Note an article on Nilah Williamson: *US Navy’sSesqui-Centennial 14’: Although the US Navy was established in 1775, it was not until the American Civil War era that the 3-star and 4-star ranks were based. The US Navy’s 3-star rank (Vice Admiral) was established in 1864, and the 4-star rank (Admiral) in 1866. Within the first 150 years (sesquicentennial) of each position (the year 2014 and 2016, respectively), only 14 African Americans in the US Navy achieved 3-star rank and 4-star rank.
This distinguished group is the ‘Sesqui-Centennial 14’, and they represent less than 2 percent of the total 3-star and 4-star Officers during these 150 years. The chronological order of selection to 3-star rank is noted below. Three of the Officers went on the achieve 4-stars. Of significance, the US Naval Academy class of 1978 yielded 3 of the 14 (21%) African Americans in US Navy’s history to achieve 3-star and 4-star rank – noted in italics (numbers 6, 9, and 10).
1. SAMUEL L. GRAVELY JR (Surface Warfare) – First African American to Command a US Navy warship, achieve Flag rank, and achieve three stars in US Navy history.
2. J. PAUL REASON (Surface Warfare) – First African American in US Navy history to achieve four stars.
3. WALTER JACKSON DAVIS JR (Aviation Warfare).
4. EDWARD MOORE JR (Surface Warfare).
5. DAVID L. BREWER III (Surface Warfare).
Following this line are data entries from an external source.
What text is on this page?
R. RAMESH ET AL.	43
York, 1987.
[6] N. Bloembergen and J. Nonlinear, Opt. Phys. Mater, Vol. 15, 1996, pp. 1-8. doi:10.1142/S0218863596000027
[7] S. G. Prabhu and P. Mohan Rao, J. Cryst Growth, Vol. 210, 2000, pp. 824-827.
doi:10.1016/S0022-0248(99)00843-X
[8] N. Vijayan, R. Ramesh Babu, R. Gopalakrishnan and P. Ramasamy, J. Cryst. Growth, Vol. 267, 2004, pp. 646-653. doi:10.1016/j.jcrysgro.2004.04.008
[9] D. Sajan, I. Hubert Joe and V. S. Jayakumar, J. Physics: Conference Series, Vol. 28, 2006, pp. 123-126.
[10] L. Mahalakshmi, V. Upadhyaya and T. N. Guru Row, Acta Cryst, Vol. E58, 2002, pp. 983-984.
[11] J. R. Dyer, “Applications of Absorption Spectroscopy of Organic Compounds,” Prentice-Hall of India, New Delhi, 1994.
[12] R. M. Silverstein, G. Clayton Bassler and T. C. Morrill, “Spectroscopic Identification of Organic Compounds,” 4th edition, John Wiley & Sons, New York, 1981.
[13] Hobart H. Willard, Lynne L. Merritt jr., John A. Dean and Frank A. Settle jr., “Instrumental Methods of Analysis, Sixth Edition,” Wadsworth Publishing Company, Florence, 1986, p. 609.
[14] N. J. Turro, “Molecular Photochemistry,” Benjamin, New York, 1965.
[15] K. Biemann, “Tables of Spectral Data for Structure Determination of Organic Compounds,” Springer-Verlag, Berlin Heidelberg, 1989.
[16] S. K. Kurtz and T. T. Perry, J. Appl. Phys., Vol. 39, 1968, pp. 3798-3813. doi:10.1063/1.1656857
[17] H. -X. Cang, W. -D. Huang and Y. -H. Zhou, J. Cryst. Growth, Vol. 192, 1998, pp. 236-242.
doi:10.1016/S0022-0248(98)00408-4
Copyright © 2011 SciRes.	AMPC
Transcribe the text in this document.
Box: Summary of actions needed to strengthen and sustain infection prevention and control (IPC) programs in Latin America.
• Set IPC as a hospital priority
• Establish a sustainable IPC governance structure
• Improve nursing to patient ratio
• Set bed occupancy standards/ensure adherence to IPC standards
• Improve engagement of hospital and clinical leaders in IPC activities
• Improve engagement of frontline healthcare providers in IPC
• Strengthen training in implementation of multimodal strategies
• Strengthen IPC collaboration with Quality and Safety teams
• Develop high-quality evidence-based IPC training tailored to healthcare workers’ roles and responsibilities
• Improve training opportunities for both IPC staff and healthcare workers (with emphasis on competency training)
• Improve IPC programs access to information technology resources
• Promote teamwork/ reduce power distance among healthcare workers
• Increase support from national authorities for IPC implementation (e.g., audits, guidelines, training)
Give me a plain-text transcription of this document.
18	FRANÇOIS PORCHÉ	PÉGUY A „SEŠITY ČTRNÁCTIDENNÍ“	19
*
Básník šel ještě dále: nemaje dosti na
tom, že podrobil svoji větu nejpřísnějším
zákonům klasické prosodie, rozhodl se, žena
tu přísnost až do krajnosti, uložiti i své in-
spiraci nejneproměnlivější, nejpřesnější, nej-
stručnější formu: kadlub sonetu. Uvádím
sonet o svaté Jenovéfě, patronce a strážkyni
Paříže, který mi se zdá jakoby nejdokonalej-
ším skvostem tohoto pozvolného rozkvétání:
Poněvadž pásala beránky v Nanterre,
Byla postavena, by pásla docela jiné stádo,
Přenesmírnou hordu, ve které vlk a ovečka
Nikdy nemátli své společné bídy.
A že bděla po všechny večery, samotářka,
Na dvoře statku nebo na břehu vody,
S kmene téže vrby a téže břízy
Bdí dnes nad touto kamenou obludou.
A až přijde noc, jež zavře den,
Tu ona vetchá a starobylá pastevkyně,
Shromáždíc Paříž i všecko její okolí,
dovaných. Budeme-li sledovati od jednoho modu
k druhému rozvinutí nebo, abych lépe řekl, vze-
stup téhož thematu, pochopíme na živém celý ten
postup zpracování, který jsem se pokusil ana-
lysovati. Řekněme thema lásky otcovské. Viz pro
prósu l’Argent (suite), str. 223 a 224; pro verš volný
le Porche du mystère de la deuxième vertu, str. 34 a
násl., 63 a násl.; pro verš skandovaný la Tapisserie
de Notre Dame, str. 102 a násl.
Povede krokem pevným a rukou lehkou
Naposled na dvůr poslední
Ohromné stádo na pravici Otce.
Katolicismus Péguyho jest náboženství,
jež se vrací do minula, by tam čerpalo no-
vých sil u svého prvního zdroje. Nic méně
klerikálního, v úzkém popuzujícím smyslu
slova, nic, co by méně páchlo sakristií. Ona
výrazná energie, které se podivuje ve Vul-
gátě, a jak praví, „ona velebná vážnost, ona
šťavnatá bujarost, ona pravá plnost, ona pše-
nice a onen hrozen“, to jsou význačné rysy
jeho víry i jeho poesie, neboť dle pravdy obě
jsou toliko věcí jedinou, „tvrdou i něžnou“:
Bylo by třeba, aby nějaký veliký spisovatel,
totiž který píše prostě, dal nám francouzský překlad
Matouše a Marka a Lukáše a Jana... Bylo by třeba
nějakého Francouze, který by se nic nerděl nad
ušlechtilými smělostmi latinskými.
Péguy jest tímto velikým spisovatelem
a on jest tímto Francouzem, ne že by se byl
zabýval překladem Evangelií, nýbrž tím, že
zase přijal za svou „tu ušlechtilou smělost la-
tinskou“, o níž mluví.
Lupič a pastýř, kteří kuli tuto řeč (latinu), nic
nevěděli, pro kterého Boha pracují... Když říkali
6. MELVIN GENE WILLIAMS JR (Submarine Warfare) – one of the U.S. Navy and Submarine Force “Centennial Seven”- first seven African Americans to Command a submarine in the early 100-year history of US Submarine Force.
7. ADAM MAYFIELD ROBINSON JR (Medical Corps).
8. DERWOOD C. CURTIS (Surface Warfare).
9. ANTHONY LEE WINNS (Aviation Warfare).
10. CECIL E. HANEY (Submarine Warfare) – Second African American in US Navy history to achieve four stars, and the first African American in US Military history to serve as a Combatant Commander (US Strategic Command). One of the U.S. Navy and Submarine Force “Centennial Seven”- first seven African Americans to Command a submarine in the early 100-year history of the US Submarine Force.
11. MICHELLE J. HOWARD (Surface Warfare) – Third African American in US Navy history to achieve four stars. The first woman in US Navy history to Command a warship and reach four stars.
12. BRUCE E. GROOMS (Submarine Warfare) – One of the U.S. Navy and Submarine Force “Centennial Seven”- first seven African Americans to Command a submarine in the early 100-year history of the US Submarine Force.
13. JAMES W. CRAWFORD III (Judge Advocate General Corps).
14. KEVIN D. SCOTT (Aviation Warfare).